The Boise Police Department found and removed nine of the stickers from the Anne Frank Human Rights Memorial, according to KTVB, a local station. One of the stickers was placed over the diary held by the sculpture. They were placed there between Monday evening and Tuesday morning. Police are reviewing security footage to find the perpetrators.
“I fear for what is happening to our community,” read a Facebook post by the Wassmuth Center for Human Rights, the local organization that erected the memorial in 2002.
The memorial, until recently the only statue of Anne Frank in the United States, was toppled by vandals in 2007 and vandalized again in 2017.
Later, after an outpouring of support, the center wrote on Facebook, “Let us each stand up in our homes, neighborhoods, schools and places of work when we hear words that demean or marginalize members of our community.
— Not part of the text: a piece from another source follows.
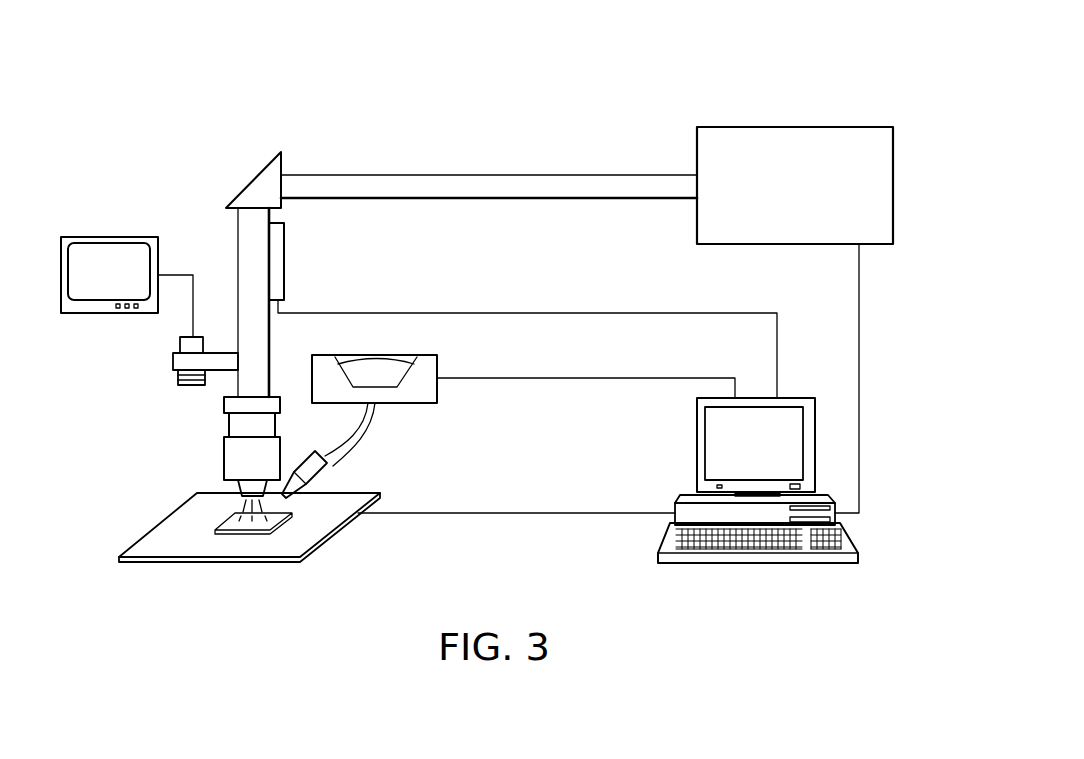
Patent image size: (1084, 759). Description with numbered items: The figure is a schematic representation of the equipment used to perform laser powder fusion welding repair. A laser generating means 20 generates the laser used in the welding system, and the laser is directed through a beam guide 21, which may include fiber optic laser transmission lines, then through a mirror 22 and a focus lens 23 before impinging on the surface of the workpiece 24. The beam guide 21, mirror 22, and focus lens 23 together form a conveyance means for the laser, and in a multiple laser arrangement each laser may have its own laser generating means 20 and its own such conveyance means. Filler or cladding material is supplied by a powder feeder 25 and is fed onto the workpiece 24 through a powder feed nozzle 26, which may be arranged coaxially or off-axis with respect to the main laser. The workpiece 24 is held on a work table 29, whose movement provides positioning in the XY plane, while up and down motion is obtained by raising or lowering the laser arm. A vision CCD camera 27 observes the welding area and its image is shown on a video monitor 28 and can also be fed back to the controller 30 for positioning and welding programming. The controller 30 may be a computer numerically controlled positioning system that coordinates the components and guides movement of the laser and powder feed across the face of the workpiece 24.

Let us each stand up and be a force of goodness.”
A photo posted by the center showed that, by Wednesday evening, bouquets of flowers had been lain at the statue’s feet.
“This is shocking and disturbing, and we know it does not reflect the values of our community,” Boise Mayor Lauren McLean said in a statement.
According to KTVB, the Boise memorial is the country’s only statue of Frank, a Dutch teenager who died in the Holocaust and whose diary of her experiences in hiding has made her a worldwide symbol of the hate and destruction wrought by the Nazis. In fact, a New Orleans museum erected a statue of Frank last year.